La donna si diresse verso il frigorifero. Lo aprì, prese una scatoletta di sardine e la buttò sul tavolo. Fece lo stesso con una forchetta.
“Ti va bene anche senza piatto, vero? Tanto sei una bestia!” aggiunse.
L’uomo non rispose. Si sedette e aprì la scatoletta. Cominciò a mangiare in maniera svogliata. Lo stomaco non aveva esaurito del tutto la sua ribellione, tuttavia riuscì a ingoiare qualche boccone.
“Non c’è da bere?” domandò, un po’ titubante.
“Il rubinetto è di là!” rispose la donna, rabbiosa.
“Ascolta, Giardini non è il primario dell’ospedale? Quello che abita in quel bel palazzo in via Vespucci?”
La moglie lo osservò a lungo.
“Che c’entra Giardini?”
“Così, se ne parlava al bar e…”
“Al bar? Visto che ci sei andato? Falso! Ipocrita!”
“Non ho detto che se ne parlava oggi! Accidenti! Con te non si può dire nulla. Lo conosci o no?”

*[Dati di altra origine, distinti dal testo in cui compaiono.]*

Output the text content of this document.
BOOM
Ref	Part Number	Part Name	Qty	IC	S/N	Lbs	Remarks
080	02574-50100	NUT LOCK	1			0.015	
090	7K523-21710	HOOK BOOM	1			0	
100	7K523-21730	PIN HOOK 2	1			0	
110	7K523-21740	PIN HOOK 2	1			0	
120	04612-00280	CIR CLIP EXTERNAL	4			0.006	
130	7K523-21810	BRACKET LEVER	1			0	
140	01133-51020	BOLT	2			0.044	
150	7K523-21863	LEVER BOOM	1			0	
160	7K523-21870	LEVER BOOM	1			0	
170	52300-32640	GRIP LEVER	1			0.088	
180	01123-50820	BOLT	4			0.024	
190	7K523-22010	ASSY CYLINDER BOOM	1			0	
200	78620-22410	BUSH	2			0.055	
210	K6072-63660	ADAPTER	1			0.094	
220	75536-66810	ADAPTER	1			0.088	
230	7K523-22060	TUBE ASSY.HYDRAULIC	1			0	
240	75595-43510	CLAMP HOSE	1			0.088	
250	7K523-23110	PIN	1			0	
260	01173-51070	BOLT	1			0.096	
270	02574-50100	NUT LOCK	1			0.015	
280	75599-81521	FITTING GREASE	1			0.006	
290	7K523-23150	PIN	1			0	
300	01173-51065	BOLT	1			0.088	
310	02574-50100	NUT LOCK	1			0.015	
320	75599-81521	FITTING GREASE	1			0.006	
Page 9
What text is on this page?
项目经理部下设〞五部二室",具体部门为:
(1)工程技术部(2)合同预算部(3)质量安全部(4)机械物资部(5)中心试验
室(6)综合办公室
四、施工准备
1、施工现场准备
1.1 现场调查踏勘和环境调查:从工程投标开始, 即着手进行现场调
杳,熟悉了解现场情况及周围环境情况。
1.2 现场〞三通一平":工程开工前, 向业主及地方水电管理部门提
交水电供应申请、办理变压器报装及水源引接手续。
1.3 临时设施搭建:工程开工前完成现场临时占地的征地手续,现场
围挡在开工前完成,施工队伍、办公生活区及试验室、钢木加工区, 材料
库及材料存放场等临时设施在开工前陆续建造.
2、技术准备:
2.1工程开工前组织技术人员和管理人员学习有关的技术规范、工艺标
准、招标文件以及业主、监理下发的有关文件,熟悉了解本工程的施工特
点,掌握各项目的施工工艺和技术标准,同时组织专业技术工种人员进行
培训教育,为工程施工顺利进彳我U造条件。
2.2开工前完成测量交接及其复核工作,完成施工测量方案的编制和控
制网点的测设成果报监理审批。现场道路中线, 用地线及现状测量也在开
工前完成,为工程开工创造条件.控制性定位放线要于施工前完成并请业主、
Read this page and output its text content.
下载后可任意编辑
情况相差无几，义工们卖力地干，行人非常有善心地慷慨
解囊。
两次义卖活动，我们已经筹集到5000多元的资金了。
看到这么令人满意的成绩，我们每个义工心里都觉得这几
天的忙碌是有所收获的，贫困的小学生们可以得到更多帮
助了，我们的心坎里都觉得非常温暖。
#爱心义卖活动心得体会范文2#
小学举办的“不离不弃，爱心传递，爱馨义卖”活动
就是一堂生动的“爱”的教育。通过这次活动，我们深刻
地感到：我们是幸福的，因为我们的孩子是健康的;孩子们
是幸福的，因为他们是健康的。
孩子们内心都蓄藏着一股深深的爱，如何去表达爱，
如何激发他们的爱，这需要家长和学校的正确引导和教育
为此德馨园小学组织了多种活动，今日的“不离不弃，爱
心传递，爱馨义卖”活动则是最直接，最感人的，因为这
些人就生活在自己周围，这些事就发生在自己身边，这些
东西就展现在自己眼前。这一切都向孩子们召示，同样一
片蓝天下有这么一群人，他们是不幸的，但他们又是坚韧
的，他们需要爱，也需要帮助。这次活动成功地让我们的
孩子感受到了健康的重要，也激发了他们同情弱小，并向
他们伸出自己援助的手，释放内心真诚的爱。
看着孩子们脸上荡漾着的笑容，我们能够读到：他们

“Certo che lo conosco! È quel bell’uomo, serio e distinto. E dicono che come medico sia molto bravo. A volte lo incontro con la moglie – una signora ancora giovane, molto graziosa - e i figli, davvero una bella famiglia felice.”
“Facile essere felici quando si è pieni di soldi!”
“Guarda che quello lavora sodo! Non è un perdigiorno come te! E non se ne va in giro puzzolente e vestito come uno straccione.”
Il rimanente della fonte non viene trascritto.